Capture-related mortality “is ubiquitous and it’s underestimated” in this kind of wildlife study, he told the symposium. “We were the first ones to do this, ever, anywhere, and we knew there were going to be issues. … We just didn’t expect them to be like this. We didn’t see it coming.”
Instead of using a helicopter, as crews did in 2014 and as has been done successfully in Alaska, crews last year walked into calf birthing sites. But they still had a problem with cows abandoning calves until they limited their visits to just two people and spent less than 10 minutes with the animals.
The goal is to get in and out as fast as possible. The only data they record now is the sex of the calf.
“The problem has never been the calf. They have no issue with the capture. They aren’t tranquilized, and they don’t even try to run,” DelGiudice said. “The problem has always been the cow and whether she will come back and stay with the calf.”

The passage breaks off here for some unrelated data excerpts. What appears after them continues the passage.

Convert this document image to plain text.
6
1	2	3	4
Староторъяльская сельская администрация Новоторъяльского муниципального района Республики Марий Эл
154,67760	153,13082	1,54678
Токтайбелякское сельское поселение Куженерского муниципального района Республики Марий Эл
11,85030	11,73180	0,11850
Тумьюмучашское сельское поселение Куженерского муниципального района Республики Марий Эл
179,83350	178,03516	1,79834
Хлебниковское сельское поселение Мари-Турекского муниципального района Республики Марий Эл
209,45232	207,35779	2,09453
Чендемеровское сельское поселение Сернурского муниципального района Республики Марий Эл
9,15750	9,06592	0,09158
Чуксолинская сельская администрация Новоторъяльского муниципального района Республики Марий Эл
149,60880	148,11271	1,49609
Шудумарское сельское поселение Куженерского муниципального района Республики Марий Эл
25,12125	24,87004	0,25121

Some cows came back and left repeated times, only to leave for good several days after the collaring. Researchers have no idea why some cows leave and some cows stay with their young. Few patterns have emerged.
DelGiudice said this year’s effort, which will start when the first calves are born in early May, will include two teams of two people, highly trained and experienced, to work fast with as little disturbance as possible.The goal is to get 50 collars on calves so they can be tracked past the first few days of life.
Then, it’s up to the calf.
So far, they haven’t been doing well.
Most calves dying young Of the calves that have survived being collared, 75 percent have died before their first birthday, said William Severud, a University of Minnesota researcher who is crunching the numbers for the calf study.
The sample size still is small, only 41 calves in two seasons, but patterns already are emerging, Severud said.
Wolves have killed 69 percent of the collared calves, with bears a distant 17 percent. Most of the calves died within 30 days of being born. Other causes — such as disease, starvation, vehicles or natural abandonment — each accounted for just a few deaths each, Severud noted.
Severud said the GPS collars allow researchers to get to a dead calf quickly to conduct their “crime scene investigation.”
‘“The difference between a bear kill and wolf kill is pretty clear,” Severud said. Bears usually only eat part of the carcass and leave some for later. “When there’s a wolf kill, there’s usually very little evidence left” except scat.
Severud noted that the research has found the average Minnesota moose calf is born on May 14 and weighs 35.5 pounds.
The researchers spoke at last week’s joint annual meeting of the Minnesota and Wisconsin chapters of the Wildlife Society, held in Duluth. More than 400 people attended the three-day event — mostly wildlife researchers for state, federal and tribal wildlife management agencies and university research centers. Many graduate and undergraduate wildlife biology students also attended the event.